このような政治家の数字戦いの真っ只中に年金改革が横たわっている。年金改革が決して後回しできない課題であることは明らかだ。公務員が出した金で造成された基金は、すでに底をついた状態であるため、払い込まれた額の3倍に達する年金を支給するために、莫大な税金が投入される。

退職公務員に現在のように年金を支給するために税金を引き続き投入するわけにはいかない状況だ。財政に圧迫が加わることはもちろん、税金支援の全くない国民年金との公平性も合わない。

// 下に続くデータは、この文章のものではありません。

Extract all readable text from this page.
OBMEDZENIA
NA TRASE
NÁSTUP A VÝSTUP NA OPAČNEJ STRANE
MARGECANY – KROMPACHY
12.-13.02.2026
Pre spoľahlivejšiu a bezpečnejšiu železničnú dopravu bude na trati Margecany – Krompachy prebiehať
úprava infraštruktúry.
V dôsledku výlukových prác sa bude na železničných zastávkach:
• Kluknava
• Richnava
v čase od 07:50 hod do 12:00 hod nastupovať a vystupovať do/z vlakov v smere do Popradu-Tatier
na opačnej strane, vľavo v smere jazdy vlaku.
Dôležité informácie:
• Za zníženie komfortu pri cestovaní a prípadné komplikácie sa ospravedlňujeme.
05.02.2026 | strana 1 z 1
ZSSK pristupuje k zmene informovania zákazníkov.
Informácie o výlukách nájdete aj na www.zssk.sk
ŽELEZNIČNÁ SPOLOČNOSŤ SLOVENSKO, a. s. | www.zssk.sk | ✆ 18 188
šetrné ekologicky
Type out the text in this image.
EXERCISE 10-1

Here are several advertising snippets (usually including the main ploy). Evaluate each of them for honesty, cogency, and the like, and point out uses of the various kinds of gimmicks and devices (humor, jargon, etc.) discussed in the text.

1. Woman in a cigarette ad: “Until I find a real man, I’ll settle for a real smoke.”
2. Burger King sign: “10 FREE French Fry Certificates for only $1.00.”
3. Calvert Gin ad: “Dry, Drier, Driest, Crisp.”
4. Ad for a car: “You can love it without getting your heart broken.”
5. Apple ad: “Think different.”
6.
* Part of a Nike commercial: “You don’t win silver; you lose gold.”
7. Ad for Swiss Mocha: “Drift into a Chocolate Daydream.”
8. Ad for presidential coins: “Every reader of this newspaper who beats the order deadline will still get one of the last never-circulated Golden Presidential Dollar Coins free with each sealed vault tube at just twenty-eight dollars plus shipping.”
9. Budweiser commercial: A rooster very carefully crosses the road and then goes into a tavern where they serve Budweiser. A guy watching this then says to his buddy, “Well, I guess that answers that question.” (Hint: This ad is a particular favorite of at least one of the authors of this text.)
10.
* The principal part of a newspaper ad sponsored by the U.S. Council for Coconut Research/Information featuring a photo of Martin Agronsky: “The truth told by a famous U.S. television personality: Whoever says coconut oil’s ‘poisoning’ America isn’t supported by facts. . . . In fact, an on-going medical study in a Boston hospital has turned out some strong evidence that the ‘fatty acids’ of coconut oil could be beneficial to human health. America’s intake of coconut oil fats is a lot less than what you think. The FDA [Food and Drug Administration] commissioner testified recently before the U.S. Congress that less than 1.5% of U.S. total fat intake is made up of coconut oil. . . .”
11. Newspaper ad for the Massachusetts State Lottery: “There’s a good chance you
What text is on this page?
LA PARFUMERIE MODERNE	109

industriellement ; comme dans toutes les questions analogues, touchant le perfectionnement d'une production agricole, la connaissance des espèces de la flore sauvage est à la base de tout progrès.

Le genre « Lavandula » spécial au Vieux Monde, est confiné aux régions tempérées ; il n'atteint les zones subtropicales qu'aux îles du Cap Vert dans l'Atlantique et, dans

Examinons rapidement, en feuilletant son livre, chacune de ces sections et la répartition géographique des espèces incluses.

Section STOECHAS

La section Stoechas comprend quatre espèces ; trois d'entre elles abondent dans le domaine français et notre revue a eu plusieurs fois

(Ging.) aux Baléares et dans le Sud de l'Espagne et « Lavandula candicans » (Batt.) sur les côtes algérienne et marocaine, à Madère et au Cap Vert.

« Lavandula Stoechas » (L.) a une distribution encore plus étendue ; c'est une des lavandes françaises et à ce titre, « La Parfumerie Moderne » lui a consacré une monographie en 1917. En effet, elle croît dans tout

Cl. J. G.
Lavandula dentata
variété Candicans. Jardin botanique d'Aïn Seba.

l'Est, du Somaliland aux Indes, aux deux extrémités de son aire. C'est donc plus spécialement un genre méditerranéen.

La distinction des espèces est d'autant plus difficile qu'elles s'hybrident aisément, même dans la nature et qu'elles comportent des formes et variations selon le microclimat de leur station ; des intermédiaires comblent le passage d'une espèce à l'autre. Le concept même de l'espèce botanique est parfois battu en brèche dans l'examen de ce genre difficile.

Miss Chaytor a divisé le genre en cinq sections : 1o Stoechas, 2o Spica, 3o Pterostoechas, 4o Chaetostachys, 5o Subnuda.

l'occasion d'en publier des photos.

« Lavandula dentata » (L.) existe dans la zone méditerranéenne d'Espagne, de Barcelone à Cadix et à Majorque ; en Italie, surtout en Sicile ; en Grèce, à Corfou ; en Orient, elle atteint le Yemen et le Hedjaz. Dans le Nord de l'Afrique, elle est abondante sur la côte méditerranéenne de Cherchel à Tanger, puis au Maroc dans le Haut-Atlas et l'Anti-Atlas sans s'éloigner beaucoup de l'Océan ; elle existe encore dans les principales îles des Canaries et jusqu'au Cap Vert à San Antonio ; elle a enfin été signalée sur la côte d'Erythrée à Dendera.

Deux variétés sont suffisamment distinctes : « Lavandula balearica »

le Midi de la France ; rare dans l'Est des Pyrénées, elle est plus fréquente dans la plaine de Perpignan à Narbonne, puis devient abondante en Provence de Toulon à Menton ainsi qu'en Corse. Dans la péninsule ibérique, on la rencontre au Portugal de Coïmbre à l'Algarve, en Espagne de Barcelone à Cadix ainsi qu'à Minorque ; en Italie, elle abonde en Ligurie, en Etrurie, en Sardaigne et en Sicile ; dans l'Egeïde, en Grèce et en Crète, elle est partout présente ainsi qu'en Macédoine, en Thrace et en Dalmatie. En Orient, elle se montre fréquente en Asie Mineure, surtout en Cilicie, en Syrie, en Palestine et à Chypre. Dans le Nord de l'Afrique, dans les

国民年金の最高支給額は160万ウォンだが、毎月300万ウォン以上の年金が支給されている退職公務員を周りでよく見かける。

このような状況であるため、退職公務員を「新ディンク族」に分類するほどだ。子供を出家させた後、年金だけで豊かな生活を享受することができており、「Double Income No Kid」というディンク(DINK)族の特徴と同じだという意味で付けられた言葉だ。

これだから、選挙の公約で公務員年金改革がランクのトップに上がるのは当然のことだ。与野党は公務員年金改革を推進する渦中に国民年金の支払額を高めようとし、政権の反発にぶつかった。

公務員年金改革を論じる場で、国民年金を取り上げたことは誤りであり、若い世代の負担が増えるというのが青瓦台(大統領府)が打ち出した反発の理由だが、裏面に公薦権をめぐる力比べが存在していることをほとんどの人が知っているほどだ。

議論は再開され、近いうちに国会で可決される可能性が高まったが、国民の将来について政界が暗闘を繰り広げる姿は、国民の生活が政治家の泥試合の人質になった感じさえして苦々しい思いに耐えない。